Return plans may have an effect on or have an effect on the enterprise of some eating places
Chef Ming Tsai hosts ‘Noodling Around’ during the Austin FOOD & WINE Festival at Auditorium Shores on April 29, 2017 in Austin, Texas.
Rick Kern | WireImage | Getty Images
Employers across the country plan to get workers back into the office as vaccination rates for Covid-19 rise and pandemic restrictions ease.
According to celebrity chef Ming Tsai, these decisions could have an overwhelming impact on restaurant sales by businesses near city centers and office buildings.
“We don’t know the new normal,” Tsai said at CNBC’s Small Business Playbook conference. “Will half of the people come back to work and the other half stay at home, or is it two-thirds? Whatever it is, it affects restaurants that rely on lunchtime heavily because there aren’t any right now. ” … It depends on happy hour and of course dinner. “
Tsai is the host and executive producer of the television cooking show “Simply Ming” and owns the Blue Dragon restaurant in Boston.
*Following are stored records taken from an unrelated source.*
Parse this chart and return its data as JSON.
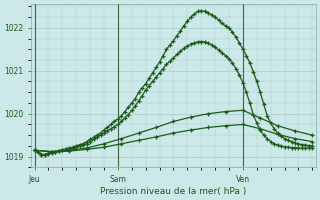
{
  "background_color": "#cce8e8",
  "grid_color": "#aacccc",
  "line_color": "#1a5c1a",
  "marker_color": "#1a5c1a",
  "title": "Pression niveau de la mer( hPa )",
  "x_ticks_labels": [
    "Jeu",
    "Sam",
    "Ven"
  ],
  "x_ticks_pos": [
    0,
    24,
    60
  ],
  "ylim": [
    1018.75,
    1022.55
  ],
  "yticks": [
    1019,
    1020,
    1021,
    1022
  ],
  "vline_color": "#447744",
  "series": {
    "s1": {
      "x": [
        0,
        1,
        2,
        3,
        4,
        5,
        6,
        7,
        8,
        9,
        10,
        11,
        12,
        13,
        14,
        15,
        16,
        17,
        18,
        19,
        20,
        21,
        22,
        23,
        24,
        25,
        26,
        27,
        28,
        29,
        30,
        31,
        32,
        33,
        34,
        35,
        36,
        37,
        38,
        39,
        40,
        41,
        42,
        43,
        44,
        45,
        46,
        47,
        48,
        49,
        50,
        51,
        52,
        53,
        54,
        55,
        56,
        57,
        58,
        59,
        60,
        61,
        62,
        63,
        64,
        65,
        66,
        67,
        68,
        69,
        70,
        71,
        72,
        73,
        74,
        75,
        76,
        77,
        78,
        79,
        80
      ],
      "y": [
        1019.15,
        1019.1,
        1019.05,
        1019.05,
        1019.08,
        1019.1,
        1019.12,
        1019.14,
        1019.16,
        1019.18,
        1019.2,
        1019.22,
        1019.25,
        1019.28,
        1019.3,
        1019.35,
        1019.4,
        1019.45,
        1019.5,
        1019.55,
        1019.62,
        1019.68,
        1019.75,
        1019.82,
        1019.88,
        1019.95,
        1020.05,
        1020.15,
        1020.25,
        1020.35,
        1020.5,
        1020.6,
        1020.7,
        1020.82,
        1020.95,
        1021.08,
        1021.2,
        1021.35,
        1021.5,
        1021.6,
        1021.7,
        1021.82,
        1021.92,
        1022.05,
        1022.15,
        1022.25,
        1022.32,
        1022.38,
        1022.4,
        1022.38,
        1022.35,
        1022.3,
        1022.25,
        1022.18,
        1022.1,
        1022.05,
        1022.0,
        1021.9,
        1021.78,
        1021.65,
        1021.5,
        1021.35,
        1021.18,
        1020.98,
        1020.75,
        1020.5,
        1020.22,
        1019.95,
        1019.78,
        1019.65,
        1019.55,
        1019.48,
        1019.42,
        1019.38,
        1019.35,
        1019.32,
        1019.3,
        1019.28,
        1019.27,
        1019.26,
        1019.25
      ]
    },
    "s2": {
      "x": [
        0,
        1,
        2,
        3,
        4,
        5,
        6,
        7,
        8,
        9,
        10,
        11,
        12,
        13,
        14,
        15,
        16,
        17,
        18,
        19,
        20,
        21,
        22,
        23,
        24,
        25,
        26,
        27,
        28,
        29,
        30,
        31,
        32,
        33,
        34,
        35,
        36,
        37,
        38,
        39,
        40,
        41,
        42,
        43,
        44,
        45,
        46,
        47,
        48,
        49,
        50,
        51,
        52,
        53,
        54,
        55,
        56,
        57,
        58,
        59,
        60,
        61,
        62,
        63,
        64,
        65,
        66,
        67,
        68,
        69,
        70,
        71,
        72,
        73,
        74,
        75,
        76,
        77,
        78,
        79,
        80
      ],
      "y": [
        1019.15,
        1019.1,
        1019.05,
        1019.05,
        1019.07,
        1019.09,
        1019.11,
        1019.13,
        1019.15,
        1019.17,
        1019.18,
        1019.2,
        1019.22,
        1019.25,
        1019.28,
        1019.3,
        1019.35,
        1019.4,
        1019.45,
        1019.5,
        1019.55,
        1019.6,
        1019.65,
        1019.7,
        1019.75,
        1019.82,
        1019.9,
        1019.98,
        1020.08,
        1020.18,
        1020.3,
        1020.42,
        1020.55,
        1020.65,
        1020.75,
        1020.85,
        1020.95,
        1021.05,
        1021.15,
        1021.22,
        1021.3,
        1021.38,
        1021.45,
        1021.52,
        1021.58,
        1021.62,
        1021.65,
        1021.67,
        1021.68,
        1021.67,
        1021.65,
        1021.6,
        1021.55,
        1021.48,
        1021.42,
        1021.35,
        1021.28,
        1021.18,
        1021.05,
        1020.9,
        1020.72,
        1020.5,
        1020.25,
        1019.98,
        1019.78,
        1019.62,
        1019.5,
        1019.42,
        1019.35,
        1019.3,
        1019.27,
        1019.25,
        1019.23,
        1019.22,
        1019.21,
        1019.21,
        1019.2,
        1019.2,
        1019.2,
        1019.2,
        1019.2
      ]
    },
    "s3": {
      "x": [
        0,
        5,
        10,
        15,
        20,
        25,
        30,
        35,
        40,
        45,
        50,
        55,
        60,
        65,
        70,
        75,
        80
      ],
      "y": [
        1019.15,
        1019.12,
        1019.15,
        1019.2,
        1019.3,
        1019.42,
        1019.55,
        1019.68,
        1019.82,
        1019.92,
        1020.0,
        1020.05,
        1020.08,
        1019.9,
        1019.72,
        1019.6,
        1019.5
      ]
    },
    "s4": {
      "x": [
        0,
        5,
        10,
        15,
        20,
        25,
        30,
        35,
        40,
        45,
        50,
        55,
        60,
        65,
        70,
        75,
        80
      ],
      "y": [
        1019.15,
        1019.11,
        1019.13,
        1019.17,
        1019.22,
        1019.3,
        1019.38,
        1019.46,
        1019.55,
        1019.62,
        1019.68,
        1019.72,
        1019.75,
        1019.65,
        1019.52,
        1019.42,
        1019.35
      ]
    }
  }
}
When the lockdowns began, Tsai teamed up with Chef Ed Lee, more than a dozen other Kentucky restaurants, and Maker’s Marks to work with Blue Dragon staff to create meal and care packages for the unemployed or on leave restaurant workers.
But after the funds for this initiative ran out, Blue Dragon closed. The restaurant has been temporarily closed for 11 months and its future survival is still unclear.
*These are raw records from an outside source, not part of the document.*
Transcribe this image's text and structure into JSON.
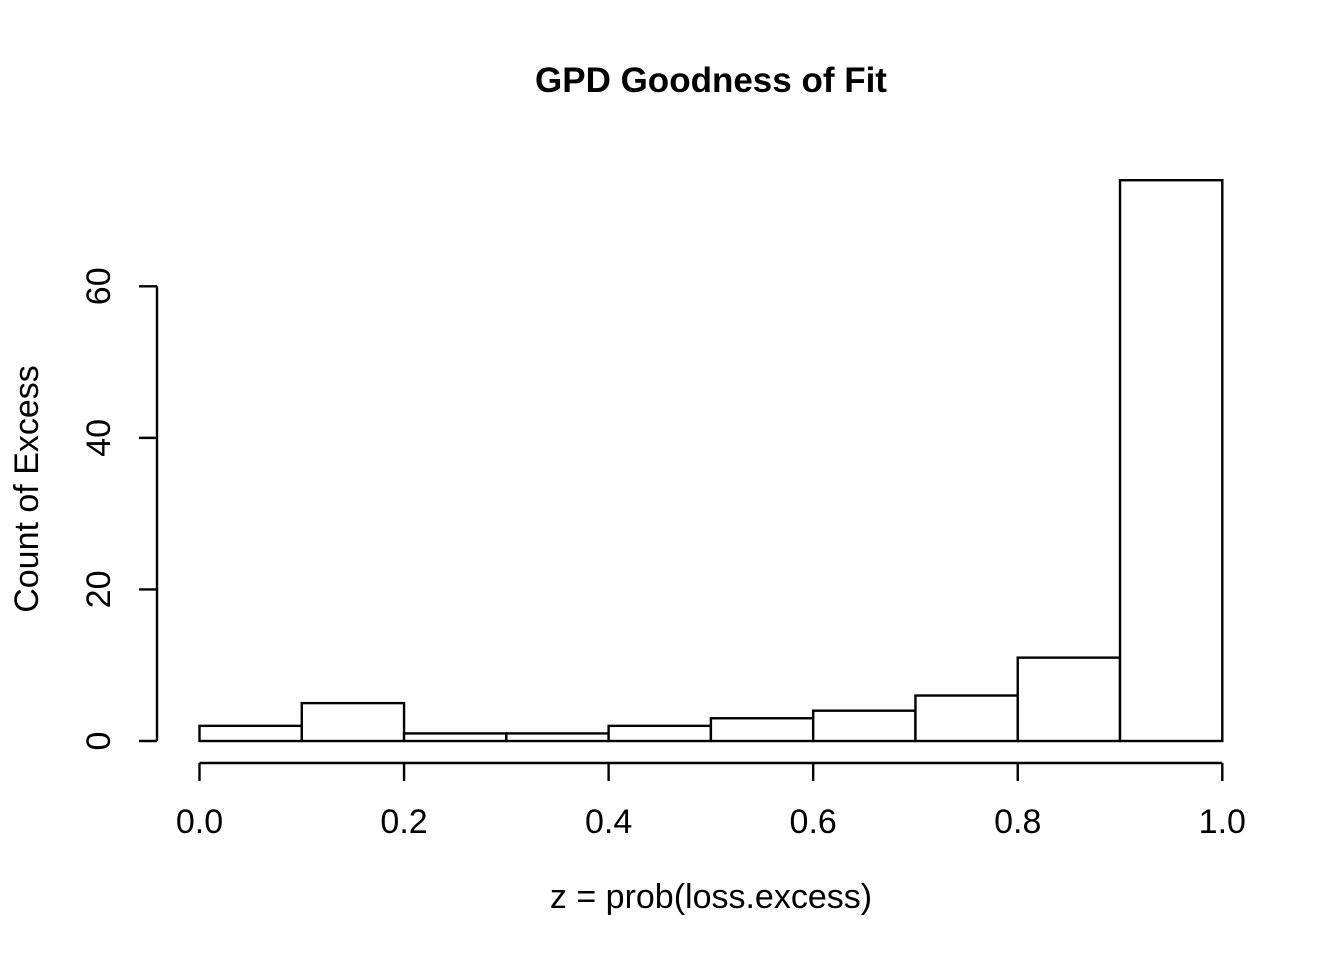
{
  "chart_data": {
    "type": "bar",
    "subtype": "histogram",
    "title": "GPD Goodness of Fit",
    "xlabel": "z = prob(loss.excess)",
    "ylabel": "Count of Excess",
    "bins": {
      "start": 0.0,
      "width": 0.1,
      "count": 10
    },
    "bin_edges": [
      0.0,
      0.1,
      0.2,
      0.3,
      0.4,
      0.5,
      0.6,
      0.7,
      0.8,
      0.9,
      1.0
    ],
    "values": [
      2,
      5,
      1,
      1,
      2,
      3,
      4,
      6,
      11,
      74
    ],
    "xlim": [
      0.0,
      1.0
    ],
    "ylim": [
      0,
      60
    ],
    "x_ticks": [
      {
        "value": 0.0,
        "label": "0.0"
      },
      {
        "value": 0.2,
        "label": "0.2"
      },
      {
        "value": 0.4,
        "label": "0.4"
      },
      {
        "value": 0.6,
        "label": "0.6"
      },
      {
        "value": 0.8,
        "label": "0.8"
      },
      {
        "value": 1.0,
        "label": "1.0"
      }
    ],
    "y_ticks": [
      {
        "value": 0,
        "label": "0"
      },
      {
        "value": 20,
        "label": "20"
      },
      {
        "value": 40,
        "label": "40"
      },
      {
        "value": 60,
        "label": "60"
      }
    ],
    "grid": "off",
    "legend": "none",
    "colors": {
      "background": "#ffffff",
      "bar_fill": "#ffffff",
      "bar_stroke": "#000000",
      "axis": "#000000",
      "text": "#000000"
    }
  }
}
Its location in the Boston seaport district was once an asset. Before the crisis, Amazon announced plans to create several thousand jobs in the region to help create more customers for Blue Dragon. Now the location of the restaurant could be a liability depending on how the local workforce returns to their offices.
“It’s been the last year and really the next 12 to 18 months – we just don’t know what’s going to happen to this area and so many areas like that around the country,” Tsai told CNBC’s Kate Rogers.
More from CNBC’s Small Business Playbook
According to a survey by Arizona State University with the support of the Rockefeller Foundation, 66% of employers plan to allow employees to work from home full-time by 2021. Goldman Sachs and the New York Stock Exchange are among the employers who are calling workers back to the office sooner.
When the pandemic is over, 73% of employers intend to offer flexible working arrangements, according to the survey results. However, the majority of respondents would like their workforce to be in the office for at least 20 hours a week.